長州「正論」懇話会第41回講演会で講演する産経新聞特別記者、湯浅博氏=山口県下関市
長州「正論」懇話会第41回講演会で講演する産経新聞特別記者、湯浅博氏=山口県下関市

長州「正論」懇話会の第41回講演会が24日、山口県下関市の市生涯学習プラザで開かれ、産経新聞特別記者で国家基本問題研究所主任研究員の湯浅博氏が「全体主義と闘った男 河合栄治郎」と題して講演した。
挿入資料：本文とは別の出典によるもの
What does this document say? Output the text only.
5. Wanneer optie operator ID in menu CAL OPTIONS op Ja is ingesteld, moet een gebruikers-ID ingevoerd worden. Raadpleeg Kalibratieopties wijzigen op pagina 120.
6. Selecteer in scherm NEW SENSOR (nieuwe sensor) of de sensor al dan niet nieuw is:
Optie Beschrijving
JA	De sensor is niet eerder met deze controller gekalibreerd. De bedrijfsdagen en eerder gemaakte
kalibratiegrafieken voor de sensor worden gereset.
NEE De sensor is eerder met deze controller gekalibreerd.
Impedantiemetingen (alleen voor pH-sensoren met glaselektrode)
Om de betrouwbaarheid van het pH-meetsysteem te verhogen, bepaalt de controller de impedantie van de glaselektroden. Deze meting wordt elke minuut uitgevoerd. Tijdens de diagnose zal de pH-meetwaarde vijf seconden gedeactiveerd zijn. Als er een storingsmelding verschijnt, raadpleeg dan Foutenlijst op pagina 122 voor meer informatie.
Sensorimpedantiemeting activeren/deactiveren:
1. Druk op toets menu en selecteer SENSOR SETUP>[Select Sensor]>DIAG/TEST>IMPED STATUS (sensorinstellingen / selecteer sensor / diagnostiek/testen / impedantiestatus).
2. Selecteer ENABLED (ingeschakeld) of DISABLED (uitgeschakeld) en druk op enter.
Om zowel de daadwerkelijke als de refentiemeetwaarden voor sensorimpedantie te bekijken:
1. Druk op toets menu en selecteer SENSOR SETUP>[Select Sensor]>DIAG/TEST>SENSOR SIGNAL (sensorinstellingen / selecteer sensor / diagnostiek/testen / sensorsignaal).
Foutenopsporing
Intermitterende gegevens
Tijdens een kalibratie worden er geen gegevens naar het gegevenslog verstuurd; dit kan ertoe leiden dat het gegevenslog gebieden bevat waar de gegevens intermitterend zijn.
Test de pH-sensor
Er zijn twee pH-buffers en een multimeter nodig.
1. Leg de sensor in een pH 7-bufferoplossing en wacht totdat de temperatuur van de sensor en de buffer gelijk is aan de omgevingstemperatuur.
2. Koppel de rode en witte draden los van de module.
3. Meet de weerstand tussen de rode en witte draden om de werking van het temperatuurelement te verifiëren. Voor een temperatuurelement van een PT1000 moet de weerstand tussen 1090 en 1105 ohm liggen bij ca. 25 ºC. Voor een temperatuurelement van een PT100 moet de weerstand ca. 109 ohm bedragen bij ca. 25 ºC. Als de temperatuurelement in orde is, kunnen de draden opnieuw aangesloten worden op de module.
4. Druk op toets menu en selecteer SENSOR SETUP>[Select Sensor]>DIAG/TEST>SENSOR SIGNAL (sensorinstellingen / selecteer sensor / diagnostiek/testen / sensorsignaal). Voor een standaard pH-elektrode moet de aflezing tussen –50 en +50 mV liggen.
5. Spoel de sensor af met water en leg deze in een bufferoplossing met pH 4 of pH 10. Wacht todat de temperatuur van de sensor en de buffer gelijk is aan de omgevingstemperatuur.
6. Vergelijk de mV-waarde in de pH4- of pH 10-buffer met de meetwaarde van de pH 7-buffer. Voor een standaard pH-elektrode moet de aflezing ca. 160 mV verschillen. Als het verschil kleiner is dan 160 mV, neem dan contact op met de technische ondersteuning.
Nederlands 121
河合は大正・昭和期の思想家としてマルクス主義やファシズムを批判、軍部による弾圧を受けながらも、徹底して自由主義を貫いた人物として知られる。湯浅氏は「戦時下の日本で左右の全体主義と闘った河合はまさに『自由の殉教者』だった。戦後日本の自由な社会は、彼らの犠牲の上に築かれたことを肝に銘じるべきだ」と述べた。

また、ロシアによるウクライナ侵略や覇権主義を貫く中国の台頭にも触れ「それが世界秩序に対する挑戦である以上、日本は自立への覚悟を決めなければならない。それこそが河合の教えた『自由の気概』ではないか」と訴えた。

同講演会は、新型コロナウイルスの感染対策を徹底して行われた。